Entitled “Concrete Security: Constructing and Defending the North Atlantic Region, 1940-1950” her dissertation centers the built environment as a means to investigate how the North Atlantic region became a strategic territory, in large part through the American desire for, and fear of, military bases on the islands of Greenland and Iceland during the Second World War and postwar period. The resulting territory, both infrastructurally and diplomatically, would form the basis of the North Atlantic Treaty Organization. Her chapter on the geopolitics of the Svalbard archipelago will be published in The Handbook of Arctic Politics (forthcoming), and she has edited two series for The Arctic Institute on ‘NATO in the Arctic’ and ‘Infrastructure in the Arctic,’ 
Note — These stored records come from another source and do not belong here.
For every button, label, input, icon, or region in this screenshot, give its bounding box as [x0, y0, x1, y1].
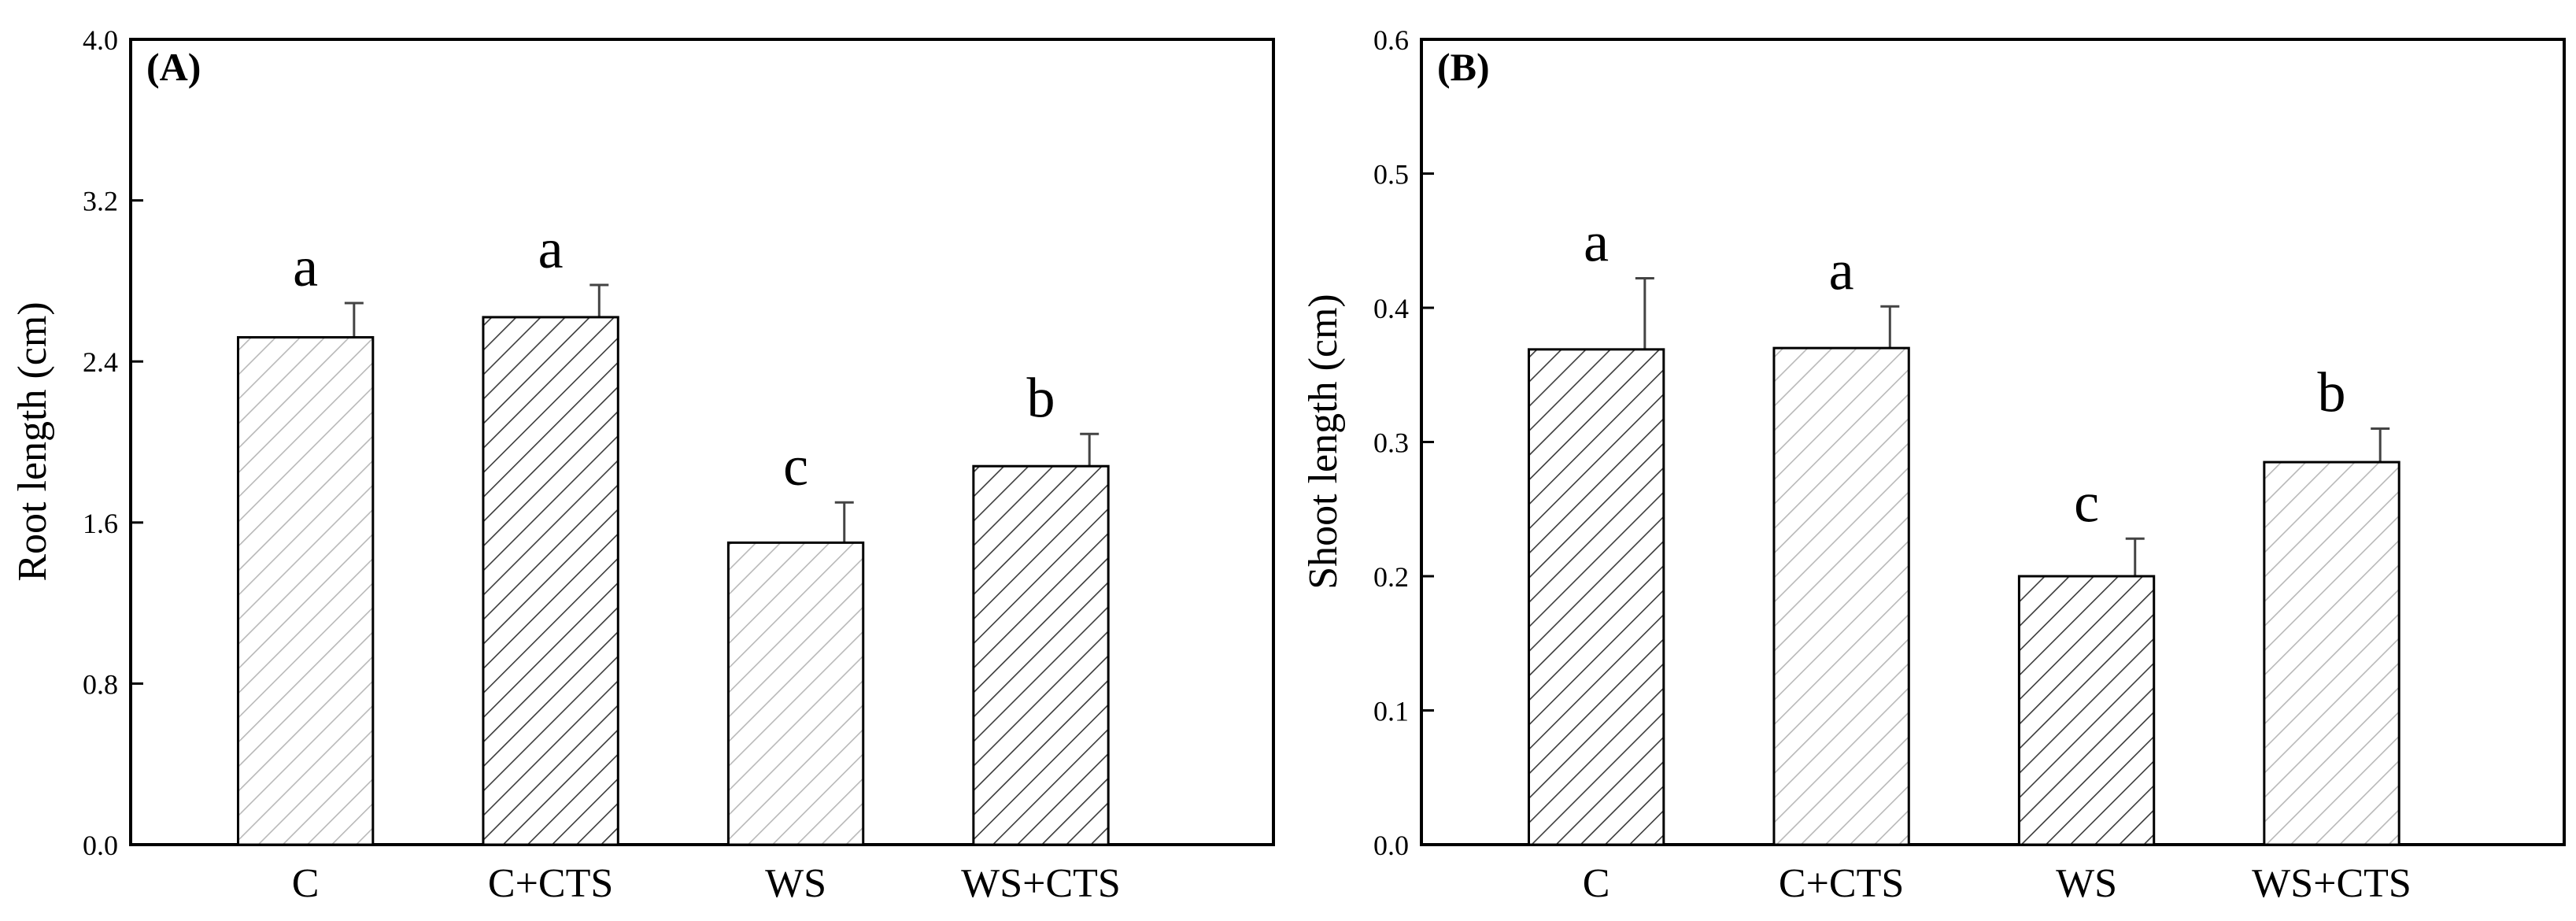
panel-b-y-tick-label: 0.4 [1373, 293, 1409, 324]
panel-a-x-tick-label: C+CTS [488, 861, 613, 906]
panel-b-bar-c-plus-cts [1772, 346, 1910, 846]
panel-a-bars: a a c b [236, 217, 1110, 846]
panel-b-significance-letter: a [1829, 239, 1854, 301]
panel-b-significance-letter: a [1584, 210, 1609, 273]
panel-b-bar-ws-plus-cts [2263, 460, 2400, 846]
panel-b-x-tick-label: C [1583, 861, 1610, 906]
panel-b-significance-letter: c [2074, 471, 2099, 534]
panel-a-plot-frame [129, 38, 1275, 846]
panel-b-label: (B) [1437, 45, 1490, 89]
panel-b-significance-letter: b [2318, 361, 2346, 424]
panel-b-y-tick-label: 0.1 [1373, 696, 1409, 727]
panel-a-y-axis: 0.0 0.8 1.6 2.4 3.2 4.0 [83, 24, 143, 861]
panel-a-significance-letter: c [783, 435, 808, 497]
panel-b-y-tick-label: 0.2 [1373, 561, 1409, 593]
panel-a-y-axis-label: Root length (cm) [10, 301, 55, 581]
panel-a-x-tick-label: WS+CTS [961, 861, 1121, 906]
panel-a-y-tick-label: 0.8 [83, 668, 118, 700]
panel-a-bar-ws-plus-cts [972, 464, 1110, 846]
panel-a-bar-ws [726, 541, 865, 846]
panel-a-x-tick-label: WS [765, 861, 826, 906]
panel-a-x-axis: C C+CTS WS WS+CTS [292, 834, 1121, 906]
panel-a-y-tick-label: 0.0 [83, 830, 118, 861]
panel-a-y-tick-label: 2.4 [83, 346, 118, 378]
panel-b-y-axis-label: Shoot length (cm) [1301, 294, 1346, 590]
panel-b-x-tick-label: WS+CTS [2252, 861, 2412, 906]
panel-b-bar-ws [2017, 575, 2156, 846]
panel-b-y-tick-label: 0.3 [1373, 427, 1409, 459]
panel-b-y-tick-label: 0.5 [1373, 159, 1409, 190]
panel-b-bar-c [1527, 348, 1665, 846]
panel-a-bar-c-plus-cts [482, 316, 619, 846]
panel-b-y-tick-label: 0.6 [1373, 24, 1409, 56]
panel-a-bar-c [236, 336, 375, 846]
panel-b: 0.0 0.1 0.2 0.3 0.4 0.5 0.6 C C+CTS WS WS+CTS a a c… [1301, 24, 2566, 906]
panel-b-x-tick-label: C+CTS [1779, 861, 1904, 906]
panel-a: 0.0 0.8 1.6 2.4 3.2 4.0 C C+CTS WS WS+CTS a a c b (… [10, 24, 1275, 906]
panel-b-y-axis: 0.0 0.1 0.2 0.3 0.4 0.5 0.6 [1373, 24, 1434, 861]
panel-b-x-tick-label: WS [2056, 861, 2117, 906]
panel-b-y-tick-label: 0.0 [1373, 830, 1409, 861]
panel-a-significance-letter: b [1027, 366, 1055, 429]
panel-a-label: (A) [146, 45, 201, 89]
panel-a-y-tick-label: 4.0 [83, 24, 118, 56]
panel-a-x-tick-label: C [292, 861, 320, 906]
panel-a-significance-letter: a [538, 217, 564, 280]
panel-a-y-tick-label: 3.2 [83, 186, 118, 217]
panel-b-bars: a a c b [1527, 210, 2400, 846]
panel-a-significance-letter: a [293, 235, 318, 298]
panel-a-y-tick-label: 1.6 [83, 508, 118, 539]
panel-b-x-axis: C C+CTS WS WS+CTS [1583, 834, 2412, 906]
She is a Research Associate at The Arctic Institute and a Research Fellow with the North American and Arctic Defense and Security Network. This past autumn, she co-organized and moderated the 'AI, Security + Defense Forum,' a weekly speaker series about Arctic security topics that supported the dialogue between various communities in the technology and security spaces. She has previously been a Junior Scholar with the International Policy Scholars Consortium and Network at Johns Hopkins University and a fellow at the Cold War Archives Research Institute at the Wilson Center. During the 2021-2022 academic year, she held a National Science Foundation-Fulbright Arctic Research Award, which allowed her to be a visiting researcher with the Faculty of Political Science at the University of Iceland. At MIT, she has been a Teaching Fellow with the Experiential Ethics program, Pod Leader with MSRP, Teaching Assistant with MITES, Mentor with the Applicant Mentorship Program, and is currently a Teaching Development Fellow with the Teaching + Learning Lab and a Fellow with the Writing Center's 'Writing Together Online' program. 

Her policy-related work explores contemporary geopolitics surrounding the Circumpolar North, focusing on policies related to infrastructure and the militarization of the Arctic landscape. She is concerned with how to build relationships between industry, governments, and local groups in order to physically and economically develop the region in a sustainable and equitable way. In October 2023, she was a visiting researcher with the Fridtjof Nansen Institute in Oslo, and in 2021 she held a Visiting Fellowship with the Arctic Institute. She has completed internships with the Polar Institute at the Wilson Center, the US Mission to UNESCO, and the United Nations University, Gender Equality Studies program at the University of Iceland. 

She holds a B.A. in Art History from the College of William and Mary, an M.A. in Architectural History from the University of Virginia, and a Postgraduate Diploma in ‘Small States Studies’ from the University of Iceland. In her free time she likes traveling to cold places.